For banks and supervisory authorities, this means that the use of algorithmic systems cannot constitute an opaque decision-making tool. Every critical decision must be adequately documented, auditable and free from systemic biases or unfair discrimination.
The very operation of central banks is being transformed.
As now recognized by central banks themselves, Artificial Intelligence is not simply another digital tool. It reshapes the way organizations manage data, organize processes, ensure governance and strengthen security mechanisms. In this new environment, the real competitive advantage will not only be access to technology, but the ability for responsible, safe and reliable utilization of it.
Artificial Intelligence offers pioneering capabilities in economic analysis, macroeconomic forecasting, systemic risk identification and financial system supervision. Already, applications of internal digital assistants are being developed that can support information analysis, knowledge management and faster processing of complex data. Their effectiveness, however, depends directly on data quality and maintaining strong human oversight.
However, increased dependence on algorithmic models also creates new questions. How transparent are decisions made through artificial intelligence systems? Who bears responsibility when a system fails? How is it ensured that data and algorithms do not incorporate biases? And mainly: how is human judgment maintained at the center of economic policy?

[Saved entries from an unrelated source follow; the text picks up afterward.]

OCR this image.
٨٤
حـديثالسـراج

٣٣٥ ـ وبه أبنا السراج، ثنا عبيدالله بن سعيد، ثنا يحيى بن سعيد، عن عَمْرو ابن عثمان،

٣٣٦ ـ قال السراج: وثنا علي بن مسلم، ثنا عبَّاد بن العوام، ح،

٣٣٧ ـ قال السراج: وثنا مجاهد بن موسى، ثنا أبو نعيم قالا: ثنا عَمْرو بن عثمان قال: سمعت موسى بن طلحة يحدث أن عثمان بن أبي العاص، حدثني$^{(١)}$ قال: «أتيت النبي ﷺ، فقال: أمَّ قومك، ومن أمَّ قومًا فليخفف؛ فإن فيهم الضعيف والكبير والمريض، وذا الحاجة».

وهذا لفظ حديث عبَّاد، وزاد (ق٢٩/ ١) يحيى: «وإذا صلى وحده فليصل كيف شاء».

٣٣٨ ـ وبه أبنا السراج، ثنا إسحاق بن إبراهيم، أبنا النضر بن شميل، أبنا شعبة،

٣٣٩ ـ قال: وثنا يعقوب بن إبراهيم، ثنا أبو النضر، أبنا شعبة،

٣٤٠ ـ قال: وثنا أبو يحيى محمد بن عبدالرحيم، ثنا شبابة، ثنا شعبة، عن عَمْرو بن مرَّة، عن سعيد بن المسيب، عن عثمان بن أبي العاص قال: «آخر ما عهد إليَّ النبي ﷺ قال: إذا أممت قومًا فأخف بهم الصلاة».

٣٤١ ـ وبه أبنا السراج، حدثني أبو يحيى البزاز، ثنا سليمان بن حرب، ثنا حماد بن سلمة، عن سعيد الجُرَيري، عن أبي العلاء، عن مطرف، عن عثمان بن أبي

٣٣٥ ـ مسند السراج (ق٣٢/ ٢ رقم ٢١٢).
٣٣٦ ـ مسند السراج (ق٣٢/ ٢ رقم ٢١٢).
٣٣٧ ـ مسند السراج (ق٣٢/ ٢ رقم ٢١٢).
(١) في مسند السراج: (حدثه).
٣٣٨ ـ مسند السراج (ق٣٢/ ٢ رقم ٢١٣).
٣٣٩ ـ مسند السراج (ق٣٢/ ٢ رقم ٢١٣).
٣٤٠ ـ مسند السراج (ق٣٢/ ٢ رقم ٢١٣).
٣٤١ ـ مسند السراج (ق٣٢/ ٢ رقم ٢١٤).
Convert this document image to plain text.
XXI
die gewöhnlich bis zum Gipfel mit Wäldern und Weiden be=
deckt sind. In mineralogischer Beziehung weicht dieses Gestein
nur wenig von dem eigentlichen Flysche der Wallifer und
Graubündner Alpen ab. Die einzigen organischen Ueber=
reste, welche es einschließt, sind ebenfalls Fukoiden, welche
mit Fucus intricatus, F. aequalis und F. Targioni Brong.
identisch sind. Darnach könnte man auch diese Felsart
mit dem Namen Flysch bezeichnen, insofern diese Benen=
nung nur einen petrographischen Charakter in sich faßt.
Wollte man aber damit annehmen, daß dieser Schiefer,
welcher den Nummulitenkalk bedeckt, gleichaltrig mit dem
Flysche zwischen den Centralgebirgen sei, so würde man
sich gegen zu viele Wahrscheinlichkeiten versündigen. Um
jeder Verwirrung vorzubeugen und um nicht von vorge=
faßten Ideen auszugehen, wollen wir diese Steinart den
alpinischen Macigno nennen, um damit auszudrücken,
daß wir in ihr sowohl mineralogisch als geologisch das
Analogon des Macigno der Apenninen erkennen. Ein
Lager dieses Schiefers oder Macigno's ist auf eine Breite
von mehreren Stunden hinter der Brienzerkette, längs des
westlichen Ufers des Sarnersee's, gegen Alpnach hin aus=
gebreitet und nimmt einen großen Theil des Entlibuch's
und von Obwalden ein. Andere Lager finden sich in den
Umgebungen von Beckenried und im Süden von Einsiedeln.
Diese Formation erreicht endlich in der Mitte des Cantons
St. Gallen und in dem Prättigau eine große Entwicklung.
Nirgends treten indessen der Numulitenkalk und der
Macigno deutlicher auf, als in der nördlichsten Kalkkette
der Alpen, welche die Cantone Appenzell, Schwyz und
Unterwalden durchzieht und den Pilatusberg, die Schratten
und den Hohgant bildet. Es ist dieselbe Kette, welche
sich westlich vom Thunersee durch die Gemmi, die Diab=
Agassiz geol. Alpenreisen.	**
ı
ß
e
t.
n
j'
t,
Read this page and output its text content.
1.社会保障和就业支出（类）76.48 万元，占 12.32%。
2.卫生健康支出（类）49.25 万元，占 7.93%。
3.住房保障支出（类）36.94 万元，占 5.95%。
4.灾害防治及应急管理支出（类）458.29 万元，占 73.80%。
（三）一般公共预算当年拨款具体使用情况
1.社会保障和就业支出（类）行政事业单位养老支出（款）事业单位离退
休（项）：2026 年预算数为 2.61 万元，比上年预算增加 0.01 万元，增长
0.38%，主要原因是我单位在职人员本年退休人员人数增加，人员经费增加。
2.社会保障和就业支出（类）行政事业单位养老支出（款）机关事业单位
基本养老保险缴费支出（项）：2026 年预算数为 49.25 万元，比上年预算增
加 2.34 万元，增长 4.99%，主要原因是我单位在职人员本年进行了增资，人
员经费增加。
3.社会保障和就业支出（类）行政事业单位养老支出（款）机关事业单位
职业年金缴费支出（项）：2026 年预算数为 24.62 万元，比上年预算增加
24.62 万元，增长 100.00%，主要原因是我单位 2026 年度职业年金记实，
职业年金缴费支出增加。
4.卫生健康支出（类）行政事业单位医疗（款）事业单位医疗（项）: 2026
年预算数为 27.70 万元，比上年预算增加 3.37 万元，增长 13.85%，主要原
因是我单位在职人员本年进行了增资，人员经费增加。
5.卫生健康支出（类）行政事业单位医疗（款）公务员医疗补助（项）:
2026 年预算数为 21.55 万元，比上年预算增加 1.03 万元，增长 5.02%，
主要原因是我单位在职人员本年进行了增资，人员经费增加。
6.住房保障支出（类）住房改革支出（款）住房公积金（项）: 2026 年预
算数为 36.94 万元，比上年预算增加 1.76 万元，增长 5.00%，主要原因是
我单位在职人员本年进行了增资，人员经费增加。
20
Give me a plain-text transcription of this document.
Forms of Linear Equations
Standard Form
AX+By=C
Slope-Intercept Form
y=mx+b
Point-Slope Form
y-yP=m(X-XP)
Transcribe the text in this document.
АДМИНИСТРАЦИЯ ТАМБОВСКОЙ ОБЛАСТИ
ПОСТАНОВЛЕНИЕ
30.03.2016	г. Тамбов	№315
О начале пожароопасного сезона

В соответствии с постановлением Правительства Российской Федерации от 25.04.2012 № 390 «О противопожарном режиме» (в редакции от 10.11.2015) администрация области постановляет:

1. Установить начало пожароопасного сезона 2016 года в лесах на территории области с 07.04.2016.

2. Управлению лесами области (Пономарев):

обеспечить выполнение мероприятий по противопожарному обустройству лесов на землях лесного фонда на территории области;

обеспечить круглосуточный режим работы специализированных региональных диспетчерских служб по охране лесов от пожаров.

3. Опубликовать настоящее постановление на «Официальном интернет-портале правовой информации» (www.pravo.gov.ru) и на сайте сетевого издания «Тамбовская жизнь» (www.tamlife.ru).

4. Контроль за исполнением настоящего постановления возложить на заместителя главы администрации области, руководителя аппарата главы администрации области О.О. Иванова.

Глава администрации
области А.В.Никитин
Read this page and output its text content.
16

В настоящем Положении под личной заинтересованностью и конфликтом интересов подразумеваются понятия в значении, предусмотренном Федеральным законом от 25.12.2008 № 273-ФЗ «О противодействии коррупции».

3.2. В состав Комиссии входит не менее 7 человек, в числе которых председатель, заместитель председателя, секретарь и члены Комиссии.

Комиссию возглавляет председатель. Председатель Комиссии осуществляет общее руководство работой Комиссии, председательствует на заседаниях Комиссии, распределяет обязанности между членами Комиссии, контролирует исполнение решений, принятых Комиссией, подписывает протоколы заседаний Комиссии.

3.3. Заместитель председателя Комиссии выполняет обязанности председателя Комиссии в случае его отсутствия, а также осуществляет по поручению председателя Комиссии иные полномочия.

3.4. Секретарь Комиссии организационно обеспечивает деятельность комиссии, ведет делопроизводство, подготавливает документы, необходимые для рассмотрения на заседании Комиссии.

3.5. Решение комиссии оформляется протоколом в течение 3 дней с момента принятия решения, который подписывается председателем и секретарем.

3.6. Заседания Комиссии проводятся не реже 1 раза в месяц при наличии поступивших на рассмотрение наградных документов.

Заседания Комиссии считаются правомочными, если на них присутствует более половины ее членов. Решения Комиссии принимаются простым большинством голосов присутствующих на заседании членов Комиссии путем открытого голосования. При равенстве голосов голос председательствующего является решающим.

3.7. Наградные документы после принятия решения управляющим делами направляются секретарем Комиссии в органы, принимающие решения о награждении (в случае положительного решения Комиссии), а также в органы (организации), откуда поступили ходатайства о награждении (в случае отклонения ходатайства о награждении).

Economic policy is not a purely technocratic process. It incorporates assessments, priorities, compromises and choices that have social and political consequences. Artificial Intelligence can significantly improve the quality of economic forecasting and decision-making through the ability to process vast amounts of data in real time. However, it cannot replace democratic accountability and human responsibility. This is perhaps the most important institutional lesson of the new era.
Technology must function as a tool for enhancing human judgment – not as a mechanism for replacing it.
5. Institutions, trust and the European choice
The transition to the age of Artificial Intelligence will also affect the international economic system. Economies that acquire technological advantage will strengthen their productivity, innovation and geopolitical influence. Conversely, economies that delay risk being trapped in low growth, technological dependence and human capital drain.
This challenge is particularly important for smaller economies like Greece. Greece has high-level human resources, a strong academic community and a new generation of scientists with valuable digital skills. The country also has a significant pool of highly specialized scientists and professionals active abroad. Strengthening talent repatriation trends and effectively utilizing this human capital can constitute a strong advantage for the successful adaptation of the Greek economy to the age of Artificial Intelligence.
However, utilizing these capabilities requires a coherent national plan. It requires investments in education, research, digital infrastructure and connecting universities with businesses. It also requires a stable and reliable institutional environment that will allow businesses to invest with a long-term horizon. And above all, it requires a culture of adaptation and lifelong learning.
In a world where knowledge becomes obsolete at rapid rates, competitiveness will not depend only on labor costs or investment levels. It will also depend on the speed with which societies can learn, adapt and innovate. This means that education can no longer be considered a process completed at the beginning of professional life. Lifelong learning becomes basic economic infrastructure.
6. Artificial Intelligence: The great institutional challenge of our time
The dialogue around Artificial Intelligence concerns, in essence, the model of economy and society we choose to build. Especially today, when it evolves from a data processing tool to a digital conversationalist that can adapt its behavior to human emotions, needs and preferences, our choices acquire even greater importance.